The Water Center for the Humid Tropics of Latin America and the Caribbean (CATHALAC, for its Spanish name) calls for generating climate information in agricultural planning, improving irrigation and planting techniques (including the elimination of pesticides), optimizing soil use, and establishing action plans based on studies of vulnerability, taking into consideration all sectors involved.

It would be difficult for countries, especially for smaller and poorer nations, to take up these strategies on their own.

Peruvian scientist José Marengo, who has worked for many years in Brazil, warned that the region lacks “a coordinated effort in information sharing on climate and water, and there are no organized efforts among countries to confront climate change.”

Veterinarian and rural sociology expert Edith Fernández-Baca Pacheco, also of Peru, added that “the contingency plans at the regional level, or warning systems for extreme weather events, if they exist, are in the developing stages.”

The region's agricultural sector must also contribute to fighting climate change by reducing emissions of carbon dioxide from deforestation and of methane from livestock production.

The Brazilian government took a step in that direction on Nov. 13 when it announced its commitment to reduce by 36.1 to 38.9 percent the greenhouse gas emissions the country is projected to produce by 2020 under current trends, as well as to maintain gross domestic product (GDP) growth of five to six percent a year.

A problem in Latin America's mountainous regions is the ever-faster shrinking of glaciers, which are the planet's largest reservoir of freshwater. With warmer climate, they are not being recharged during the winter months.

In 2004, Chacaltaya mountain, which rises 5,300 meters near the Bolivian capital, La Paz, “lost one of the highest glaciers” in South America, states the report. Although scientists had predicted the glacier would disappear in 2013, it happened earlier this year.

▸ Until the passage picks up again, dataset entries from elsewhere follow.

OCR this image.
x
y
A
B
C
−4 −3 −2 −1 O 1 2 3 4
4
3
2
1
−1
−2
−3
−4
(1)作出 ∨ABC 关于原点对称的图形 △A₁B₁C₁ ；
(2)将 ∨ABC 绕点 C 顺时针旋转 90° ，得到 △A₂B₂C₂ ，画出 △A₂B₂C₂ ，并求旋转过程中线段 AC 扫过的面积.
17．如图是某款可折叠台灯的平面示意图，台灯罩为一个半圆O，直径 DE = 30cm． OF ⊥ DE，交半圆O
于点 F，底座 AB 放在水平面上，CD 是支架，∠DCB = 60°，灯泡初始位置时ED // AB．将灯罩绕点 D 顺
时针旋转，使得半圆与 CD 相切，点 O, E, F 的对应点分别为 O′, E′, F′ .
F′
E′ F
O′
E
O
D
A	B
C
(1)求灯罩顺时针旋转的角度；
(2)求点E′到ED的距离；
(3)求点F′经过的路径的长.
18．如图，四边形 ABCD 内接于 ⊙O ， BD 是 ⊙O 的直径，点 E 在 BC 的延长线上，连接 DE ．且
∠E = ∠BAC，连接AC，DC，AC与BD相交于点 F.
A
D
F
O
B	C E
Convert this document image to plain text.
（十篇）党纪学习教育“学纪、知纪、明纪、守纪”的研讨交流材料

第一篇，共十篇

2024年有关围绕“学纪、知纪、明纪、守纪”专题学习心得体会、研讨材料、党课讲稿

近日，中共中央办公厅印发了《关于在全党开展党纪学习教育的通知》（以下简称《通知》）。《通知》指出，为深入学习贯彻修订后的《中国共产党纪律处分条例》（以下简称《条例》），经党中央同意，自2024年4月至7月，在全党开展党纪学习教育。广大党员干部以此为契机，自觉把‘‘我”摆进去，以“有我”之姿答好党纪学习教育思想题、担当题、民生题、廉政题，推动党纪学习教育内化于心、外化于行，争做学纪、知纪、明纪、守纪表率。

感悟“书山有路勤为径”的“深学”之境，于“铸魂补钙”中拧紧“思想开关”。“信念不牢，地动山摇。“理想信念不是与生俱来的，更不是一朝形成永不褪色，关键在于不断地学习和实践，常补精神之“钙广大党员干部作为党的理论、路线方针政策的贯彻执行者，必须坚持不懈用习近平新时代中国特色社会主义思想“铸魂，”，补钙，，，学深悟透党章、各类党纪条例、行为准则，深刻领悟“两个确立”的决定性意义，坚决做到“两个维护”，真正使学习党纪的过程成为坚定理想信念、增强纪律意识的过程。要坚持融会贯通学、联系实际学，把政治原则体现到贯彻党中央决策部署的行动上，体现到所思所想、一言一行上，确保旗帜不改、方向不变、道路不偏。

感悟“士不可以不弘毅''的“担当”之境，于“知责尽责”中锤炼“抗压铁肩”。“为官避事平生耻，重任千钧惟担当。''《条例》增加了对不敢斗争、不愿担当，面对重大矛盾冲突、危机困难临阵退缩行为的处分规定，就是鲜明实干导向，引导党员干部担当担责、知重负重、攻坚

Shrinking glaciers throughout the Andes puts many of the region's cities at risk of water shortages.

Marengo, the Peruvian expert in meteorology and one of the contributors to the IPCC reports, believes that alternatives to water supplies from the glaciers – desalinization of seawater, deep wells or connecting watersheds through giant infrastructure projects – are too costly.

Furthermore, “the Andean countries are highly dependent on hydroelectric energy,” pointed out John Nash, the World Bank's lead economist for Latin America and the Caribbean. Many of the region's dams need water from the glaciers to operate, especially during the dry season when rains are not refilling reservoirs.

Latin America also feels other effects of global warming that could be irreversible, such as the transformation of the Amazon jungle into savanna, the deterioration and loss of mangrove forests, and the dramatic reshaping of the coastline as a result of rising sea levels.

Further evidence of climate change is the expansion of disease vectors to areas beyond their normal habitat. This is the case of the Anopheles mosquito, which transmits malaria, and has spread from tropical zones at less than 1,000 meters above sea level to zones higher than 2,000 meters.

And biodiversity is also feeling the pressure. An increase of three to four degrees Celsius over the next 50 years “will be the main cause of the potential death of the Amazon forests,” says the report.

Even under scenarios of relatively low greenhouse gas emissions, regions like Central America and the Andes will see a turnover of species of more than 90 percent.

Mario Bidegain, of the atmospheric sciences unit at the University of the Republic of Uruguay, put a darker spin on the persistence of uncertainties.

“It is still being debated at the scientific level that if we reach a temperature increase of more than two degrees Celsius, it could give rise to a new state of equilibrium in the climate system, which could make a large portion of the human population disappear from the planet,” he said.